Baca juga: The Batman, Memanusiakan Superhero bukan Mensuperherokan Manusia

Belum pernah saya dapati di film Marvel, seorang antagonis merepresentasikan sebuah budaya atau isu tertentu. Bukannya realitanya di Amerika sana, beberapa kali terjadi konflik antara budaya? Dengan para imigran, orang kulit hitam, islamophobia. Semua unsur budaya yang dimunculkan di film-film Marvel selalu berada pada sisi yang baik, dan bagi saya lama-lama itu bikin jenuh. Wkwkwk… Meski ada sedikit ‘imbuhan’ seperti di series Ms. Marvel ada adegan dimana masjid di Amerika di grebek, dan orang-orang keturunan Pakistan dan India diminta menunjukkan kartu pengenal.

Memang, represenatsi kehidupan sosial di dunia nyata menjadi salah satu cara Marvel menarik penggemarnya. Semakin relate kita dengan sebuah karya, semakin mudah juga kita menerima karya tersebut. Mengangkat superhero yang berasal dari Asia dan mendirikan sholat serta merayakan Idul Fitri jelas menarik banyak penonton baru dari kalangan tersebut.

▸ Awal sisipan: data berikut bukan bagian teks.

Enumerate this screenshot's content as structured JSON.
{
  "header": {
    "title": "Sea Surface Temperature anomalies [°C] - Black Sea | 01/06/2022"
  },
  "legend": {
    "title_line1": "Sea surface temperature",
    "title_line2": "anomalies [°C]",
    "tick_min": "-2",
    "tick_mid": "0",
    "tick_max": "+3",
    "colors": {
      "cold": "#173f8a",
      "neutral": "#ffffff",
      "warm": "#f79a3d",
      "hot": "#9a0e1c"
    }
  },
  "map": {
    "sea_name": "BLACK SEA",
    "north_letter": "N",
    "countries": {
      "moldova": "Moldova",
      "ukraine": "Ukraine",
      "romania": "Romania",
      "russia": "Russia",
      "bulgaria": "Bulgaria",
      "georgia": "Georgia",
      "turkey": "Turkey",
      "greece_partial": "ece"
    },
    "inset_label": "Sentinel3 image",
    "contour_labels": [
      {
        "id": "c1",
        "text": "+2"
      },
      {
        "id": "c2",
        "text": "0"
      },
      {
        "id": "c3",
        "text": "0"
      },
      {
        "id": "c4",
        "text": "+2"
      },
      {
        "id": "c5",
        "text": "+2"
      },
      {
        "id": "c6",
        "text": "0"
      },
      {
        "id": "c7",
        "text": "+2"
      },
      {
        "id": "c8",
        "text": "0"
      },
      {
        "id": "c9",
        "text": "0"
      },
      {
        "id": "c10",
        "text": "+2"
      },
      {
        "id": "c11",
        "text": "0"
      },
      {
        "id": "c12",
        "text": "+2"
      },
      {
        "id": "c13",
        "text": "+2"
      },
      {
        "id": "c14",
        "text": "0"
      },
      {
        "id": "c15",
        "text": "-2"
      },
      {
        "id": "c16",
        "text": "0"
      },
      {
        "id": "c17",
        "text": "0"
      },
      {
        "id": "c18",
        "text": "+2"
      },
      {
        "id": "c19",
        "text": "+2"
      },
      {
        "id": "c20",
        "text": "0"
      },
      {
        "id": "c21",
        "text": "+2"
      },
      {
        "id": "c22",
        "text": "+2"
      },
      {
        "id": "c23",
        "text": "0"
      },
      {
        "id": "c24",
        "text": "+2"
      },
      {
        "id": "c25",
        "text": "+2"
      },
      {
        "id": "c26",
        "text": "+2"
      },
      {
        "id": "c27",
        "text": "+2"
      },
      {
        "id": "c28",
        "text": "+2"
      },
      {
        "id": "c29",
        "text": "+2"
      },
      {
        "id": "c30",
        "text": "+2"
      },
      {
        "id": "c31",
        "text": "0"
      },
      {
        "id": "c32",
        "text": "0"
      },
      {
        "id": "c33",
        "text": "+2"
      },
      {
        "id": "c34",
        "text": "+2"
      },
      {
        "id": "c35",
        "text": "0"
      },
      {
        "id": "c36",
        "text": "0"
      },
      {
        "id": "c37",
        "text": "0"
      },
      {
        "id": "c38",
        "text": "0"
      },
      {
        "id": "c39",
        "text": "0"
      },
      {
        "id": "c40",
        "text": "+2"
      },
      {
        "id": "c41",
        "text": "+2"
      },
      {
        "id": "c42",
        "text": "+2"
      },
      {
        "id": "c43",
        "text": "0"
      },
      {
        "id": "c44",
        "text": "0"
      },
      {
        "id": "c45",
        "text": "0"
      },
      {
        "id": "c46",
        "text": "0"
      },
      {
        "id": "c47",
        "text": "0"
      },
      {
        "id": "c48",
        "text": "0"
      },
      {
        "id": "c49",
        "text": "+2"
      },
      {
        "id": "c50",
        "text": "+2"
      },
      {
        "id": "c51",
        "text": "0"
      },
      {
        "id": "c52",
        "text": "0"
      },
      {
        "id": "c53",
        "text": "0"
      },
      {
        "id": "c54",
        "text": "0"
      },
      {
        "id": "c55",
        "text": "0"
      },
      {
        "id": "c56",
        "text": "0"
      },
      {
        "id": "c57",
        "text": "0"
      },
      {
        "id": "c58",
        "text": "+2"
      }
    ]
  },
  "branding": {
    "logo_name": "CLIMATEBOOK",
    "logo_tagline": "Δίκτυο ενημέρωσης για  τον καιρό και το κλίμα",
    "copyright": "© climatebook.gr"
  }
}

Di saat yang sama, saya juga sedang mengikuti series The Boys, salah satu series superhero diluar DC dan Marvel. Dalam series ini para superhero tidak diceritakan sebagai seorang yang baik, melainkan orang dengan kekuatan super yang berlaku seenaknya sendiri, mereka menggunakan kekuatan super mereka untuk meraup kentungna dan membodohi public. Di series ini, representasi sosial digambarkan lebih ‘nyata’, seperti konflik antara orang kulit putih dan kulit hitam, juga islamophobia.

Sebuah disclaimer, series The Boys tidak cocok untuk anak-anak, bahkan yang bukan anak-anak juga, sebenarnya tontonan ini tidak cocok untuk siapa aja (Bahkan diperingatkan di awal salah satu episode paling ‘bahaya’). Tapi series ini cukup seru, dan jadi alternatif jika saya sedang bosen dengan film-film superhero yang ‘baik-baik terus’.

intro salah satu episode series The Boys

Cara Marvel membawa realitas sosial ke dalam film-filmnya mungkin tepat, terbukti sampai sekarang Marvel masih menjadi yang terlaris disbanding kompetitor lain. Tapi bagi saya, ini saya lho ya, rasanya saya butuh film-film Superhero yang ‘segar’, yang tidak semua hal diceritakan baik, mungkin film superhero yang tokohnya adalah seorang kriminal? Atau seorang yang dikucilkan dari masyarakat? Semua orang berhak berbuat baik, tho? Atau mungkin seorang superhero dari latar budaya tertentu, namun oleh budaya lain dianggap sebagai penjahat atau teroris? Film superhero selalu butuh musuh, kan ya?